The president conceded; he would require only a master’s degree for the sociology position and agreed to delay the appointment for nine months. I foolishly took him at his word. His promise did not stop him from recruiting another candidate for the position, giving that person the impression that the fix was in. In spite of that, the search committee made me its first choice. The college dean and academic vice president concurred, checkmating the interim president.

The adage about sausage making might as well apply to the creating of my M.A. thesis. Using a strategy called “opportunistic research,” I have only serendipity for finding the presidential files of the university’s early years stored in a closet that no one knew about. I then spent the next six months in the archives at the Minnesota Historical Society. With less than 48 hours to spare, I finished my historical ethnography and defended my thesis at a very public and well-attended session. Exacting the only remaining revenge available to him, the interim president appointed me to a tenure-track position at the lowly rank of instructor.

In the fall of 1993, the university hired a new president.

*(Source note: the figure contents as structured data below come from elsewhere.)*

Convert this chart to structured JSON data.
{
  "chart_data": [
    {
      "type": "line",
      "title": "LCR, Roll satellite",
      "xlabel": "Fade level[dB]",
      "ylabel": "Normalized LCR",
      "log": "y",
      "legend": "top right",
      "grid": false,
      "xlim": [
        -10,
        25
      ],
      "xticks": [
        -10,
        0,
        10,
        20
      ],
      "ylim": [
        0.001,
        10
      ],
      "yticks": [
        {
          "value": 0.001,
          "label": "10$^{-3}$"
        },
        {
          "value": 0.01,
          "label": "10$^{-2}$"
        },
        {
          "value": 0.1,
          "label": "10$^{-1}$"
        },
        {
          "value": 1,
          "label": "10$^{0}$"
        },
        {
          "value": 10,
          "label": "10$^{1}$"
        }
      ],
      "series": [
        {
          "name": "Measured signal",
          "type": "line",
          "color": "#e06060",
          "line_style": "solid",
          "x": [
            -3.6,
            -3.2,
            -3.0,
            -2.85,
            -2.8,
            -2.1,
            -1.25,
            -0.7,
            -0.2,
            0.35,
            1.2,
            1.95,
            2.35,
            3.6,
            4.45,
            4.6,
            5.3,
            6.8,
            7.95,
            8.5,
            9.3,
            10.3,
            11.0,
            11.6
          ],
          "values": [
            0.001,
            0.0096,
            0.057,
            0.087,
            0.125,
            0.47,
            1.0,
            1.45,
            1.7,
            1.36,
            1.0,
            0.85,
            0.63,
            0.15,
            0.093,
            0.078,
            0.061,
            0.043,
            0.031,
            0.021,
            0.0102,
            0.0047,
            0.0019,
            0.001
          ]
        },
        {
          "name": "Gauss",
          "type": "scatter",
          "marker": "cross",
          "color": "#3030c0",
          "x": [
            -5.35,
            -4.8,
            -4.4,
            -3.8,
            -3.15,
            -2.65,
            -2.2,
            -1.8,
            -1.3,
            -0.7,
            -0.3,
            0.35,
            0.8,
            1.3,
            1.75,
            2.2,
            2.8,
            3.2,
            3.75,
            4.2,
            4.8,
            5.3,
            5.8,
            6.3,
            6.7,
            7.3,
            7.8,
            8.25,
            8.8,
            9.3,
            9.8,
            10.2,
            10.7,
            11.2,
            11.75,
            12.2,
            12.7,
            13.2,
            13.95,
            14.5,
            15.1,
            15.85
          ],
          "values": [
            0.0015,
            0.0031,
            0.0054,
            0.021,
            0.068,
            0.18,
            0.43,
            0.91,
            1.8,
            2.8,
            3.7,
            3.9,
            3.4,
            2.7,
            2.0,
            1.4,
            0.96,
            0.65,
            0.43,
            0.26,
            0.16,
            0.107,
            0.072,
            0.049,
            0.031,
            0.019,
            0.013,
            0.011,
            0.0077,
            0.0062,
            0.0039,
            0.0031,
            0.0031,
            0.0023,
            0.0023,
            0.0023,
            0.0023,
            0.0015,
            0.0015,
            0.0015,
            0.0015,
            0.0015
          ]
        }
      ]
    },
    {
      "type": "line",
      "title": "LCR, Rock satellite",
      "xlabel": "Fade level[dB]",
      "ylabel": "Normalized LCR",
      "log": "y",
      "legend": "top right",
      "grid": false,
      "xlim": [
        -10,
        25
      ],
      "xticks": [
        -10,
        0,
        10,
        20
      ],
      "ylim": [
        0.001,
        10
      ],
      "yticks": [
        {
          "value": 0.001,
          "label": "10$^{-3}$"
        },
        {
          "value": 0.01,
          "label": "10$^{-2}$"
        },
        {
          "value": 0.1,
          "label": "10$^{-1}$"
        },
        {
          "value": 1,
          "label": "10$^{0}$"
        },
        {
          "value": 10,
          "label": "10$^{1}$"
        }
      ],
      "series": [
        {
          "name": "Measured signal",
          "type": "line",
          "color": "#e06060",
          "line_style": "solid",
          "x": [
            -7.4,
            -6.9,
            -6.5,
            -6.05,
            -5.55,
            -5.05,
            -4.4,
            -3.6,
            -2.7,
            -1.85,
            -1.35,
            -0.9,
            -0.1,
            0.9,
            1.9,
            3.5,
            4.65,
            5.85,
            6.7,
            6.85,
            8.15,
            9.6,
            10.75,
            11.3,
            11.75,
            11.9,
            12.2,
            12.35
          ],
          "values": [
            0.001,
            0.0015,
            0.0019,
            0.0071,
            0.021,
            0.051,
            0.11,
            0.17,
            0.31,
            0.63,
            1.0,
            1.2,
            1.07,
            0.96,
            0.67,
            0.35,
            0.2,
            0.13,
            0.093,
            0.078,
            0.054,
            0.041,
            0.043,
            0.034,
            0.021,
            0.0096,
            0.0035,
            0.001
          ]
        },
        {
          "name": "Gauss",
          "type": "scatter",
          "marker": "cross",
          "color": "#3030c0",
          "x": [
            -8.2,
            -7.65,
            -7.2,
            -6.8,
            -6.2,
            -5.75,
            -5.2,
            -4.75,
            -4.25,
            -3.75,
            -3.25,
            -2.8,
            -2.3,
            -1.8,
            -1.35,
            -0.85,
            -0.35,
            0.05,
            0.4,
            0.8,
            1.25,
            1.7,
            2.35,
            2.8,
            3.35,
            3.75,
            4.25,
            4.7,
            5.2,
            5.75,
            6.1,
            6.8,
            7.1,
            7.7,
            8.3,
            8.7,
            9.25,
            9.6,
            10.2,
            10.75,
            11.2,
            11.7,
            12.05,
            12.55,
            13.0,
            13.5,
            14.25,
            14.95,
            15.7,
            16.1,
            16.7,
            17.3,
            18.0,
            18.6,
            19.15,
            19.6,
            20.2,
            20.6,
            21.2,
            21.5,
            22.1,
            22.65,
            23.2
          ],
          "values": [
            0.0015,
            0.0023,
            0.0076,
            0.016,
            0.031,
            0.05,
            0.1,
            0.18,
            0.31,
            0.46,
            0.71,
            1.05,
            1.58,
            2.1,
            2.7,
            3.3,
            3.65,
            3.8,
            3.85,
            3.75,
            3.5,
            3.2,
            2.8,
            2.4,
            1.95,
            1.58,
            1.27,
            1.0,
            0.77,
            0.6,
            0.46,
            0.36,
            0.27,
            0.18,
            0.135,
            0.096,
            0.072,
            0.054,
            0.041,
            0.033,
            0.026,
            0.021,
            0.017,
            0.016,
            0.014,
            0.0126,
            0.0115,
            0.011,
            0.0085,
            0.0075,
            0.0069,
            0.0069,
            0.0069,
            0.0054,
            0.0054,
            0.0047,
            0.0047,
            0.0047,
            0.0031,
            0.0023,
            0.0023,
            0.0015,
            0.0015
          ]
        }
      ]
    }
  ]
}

She took one look at the recent hires and put everyone without doctorates on notice that they were in trouble. Ever the enfant terrible, I was not about to spend my middle ages genuflecting before some dissertation committee. Instead, I decided to conjure up the “illusions and impressions” necessary for an award-winning front stage performance.

The Stranger in Your Midst

If it looks like a duck, walks like a duck, and quacks like a duck . . . I figured I had better quickly find myself a flock of sociologists. That search led me to the annual meeting of the Sociologists of Minnesota. I arrived late that evening and, let me tell you, the last 30 minutes of an SOM cocktail hour is not a pretty sight. I knew not a soul. One of the organizations major domos marched over, tilted her head up at an angle, gave me a perplexed stare and, as only she could do, said in a tone that was as much an accusation as it was a statement of fact: “You’re the guy in the newspaper article.” Since that night, I have been Simmel’s “The Stranger” in your midst:

The stranger will thus not be considered here in the usual sense of the term, as the wanderer who comes today and goes tomorrow but rather as the man who comes today and stays tomorrow . . . He is fixed . . . within a group . . . but his position within it is fundamentally affected by the fact that he does not belong to it initially and he brings qualities into it that are not, and cannot be, indigenous to it. (Levine:143)

I was a stranger to sociology, but the organization made me one of its own. They never asked for papers to affirm my pedigree; nor did they worry about my academic lineage. SOM accepted me at face value and judged me only by my ongoing contributions to the discipline and profession.

If I had made a contribution that the organization considered distinguished, it was because this backstage sociologist had become a reflection of their practices. I have been consistently articulating their message around the nation: SOM is restoring the discipline to its century-old roots—sociologists in Minnesota are leading an insurgency for a more authentic and a more populist sociology.


In 2007, Warden Otis Zander asked me to return to the juvenile prison at Red Wing to deliver the graduation address. In 2011, I gave the graduation address at the adult prison in Stillwater. For those graduates, I distilled a simple message, drawn from my own life and times.

“Your life story is a series of episodic choices. Your path is never clear when in the midst of living, but you still must make each choice as wisely as you can. As someone once said, “You make the road by walking.” It is only at the end of the journey that you will know what your destiny has been.”